- Cardigan: Pretty Please, from Marshalls
- White nursing cami: Target
- Wooden beads: Hawaii
- Navy shorts: Target
- Cork slippers: Hawaii drug store
After flying overnight — baby e. was a champ! — I am back home in the frigid Midwest, trying to remember how to layer for stylish warmth. It was a wonderful visit with family and friends, and even though baby e. won’t remember this trip it was exciting to introduce him to the people and culture that have been formative of my identity.
For the past several years, my trips back to Hawaii have sparked mini wardrobe-identification crises. Hawaii’s culture is very laid back, and I grew up with a wardrobe (and friends and aunties with wardrobes) comprised primarily of shorts, rubber slippers, and t-shirts. When I went off to college, I took that “look” with me as a signifier of my cultural affiliation. I was the “Hawaii girl” in surf company brand shirts, jeans, slippers (aka “flip flops”), and the occasional fabric flower tucked behind my ear. Now, having lived on the mainland for nine years, my style has evolved to reflect new tastes as well as my personal and professional aspirations.

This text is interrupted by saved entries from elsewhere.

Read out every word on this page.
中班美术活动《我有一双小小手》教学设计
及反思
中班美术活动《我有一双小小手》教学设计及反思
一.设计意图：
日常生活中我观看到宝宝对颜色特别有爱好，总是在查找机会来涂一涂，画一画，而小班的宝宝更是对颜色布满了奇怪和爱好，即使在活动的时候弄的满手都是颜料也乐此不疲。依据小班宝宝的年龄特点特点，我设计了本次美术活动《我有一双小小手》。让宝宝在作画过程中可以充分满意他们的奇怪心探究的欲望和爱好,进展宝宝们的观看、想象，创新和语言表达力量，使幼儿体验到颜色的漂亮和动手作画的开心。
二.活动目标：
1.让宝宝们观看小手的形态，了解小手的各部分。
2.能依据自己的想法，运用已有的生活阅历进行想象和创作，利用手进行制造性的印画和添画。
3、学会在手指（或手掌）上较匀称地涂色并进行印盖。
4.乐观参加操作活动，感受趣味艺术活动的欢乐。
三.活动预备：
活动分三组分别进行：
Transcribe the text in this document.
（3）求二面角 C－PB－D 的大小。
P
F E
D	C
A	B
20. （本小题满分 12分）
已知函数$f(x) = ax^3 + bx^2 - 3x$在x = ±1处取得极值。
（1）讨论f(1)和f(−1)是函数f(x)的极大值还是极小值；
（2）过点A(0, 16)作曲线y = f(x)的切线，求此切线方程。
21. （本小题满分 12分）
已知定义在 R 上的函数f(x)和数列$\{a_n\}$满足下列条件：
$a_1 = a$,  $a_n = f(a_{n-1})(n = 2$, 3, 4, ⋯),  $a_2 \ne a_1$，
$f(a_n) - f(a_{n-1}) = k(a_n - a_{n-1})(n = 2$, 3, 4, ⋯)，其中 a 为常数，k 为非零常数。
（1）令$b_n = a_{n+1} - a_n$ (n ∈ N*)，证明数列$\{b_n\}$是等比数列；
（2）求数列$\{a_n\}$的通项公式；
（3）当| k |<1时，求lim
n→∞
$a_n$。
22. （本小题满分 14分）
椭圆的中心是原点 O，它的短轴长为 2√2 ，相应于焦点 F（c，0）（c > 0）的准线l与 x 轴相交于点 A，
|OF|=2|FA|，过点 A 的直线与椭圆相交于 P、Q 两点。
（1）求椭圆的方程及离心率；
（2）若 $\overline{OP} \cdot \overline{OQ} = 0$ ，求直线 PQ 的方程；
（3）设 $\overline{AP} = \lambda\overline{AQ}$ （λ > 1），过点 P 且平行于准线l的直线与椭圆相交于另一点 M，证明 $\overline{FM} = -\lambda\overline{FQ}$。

So, when I return to Hawaii, which wardrobe makes an appearance? Do I bring along a little structured jacket that screams “mainland”! Do I dress to announce my status as a cultural insider? Does the fact that I have to ponder this mean that I’ve relinquished that status? I remember a couple of years back when I wore what I considered to be a very casual outfit of a gray tee, brown bermudas, and a turquoise bead necklace. My mom took one look at me and asked why I was so dressed up.
I haven’t completely figured out where I stand on all of this, nor do I think that the relationship of dress to culture is transparent or direct. But I was quite happy with the balance of this outfit that I wore on one of our last days in the islands: crisp pieces with a draped, light cardigan, wooden accessories, and the ubiquitous slippers. Regardless of whether I “passed” as a local girl or everyone presumed that I was a tourist, I can recognize the value of embracing a hybrid style.
Besides, what post-colonial scholar doesn’t love a third space?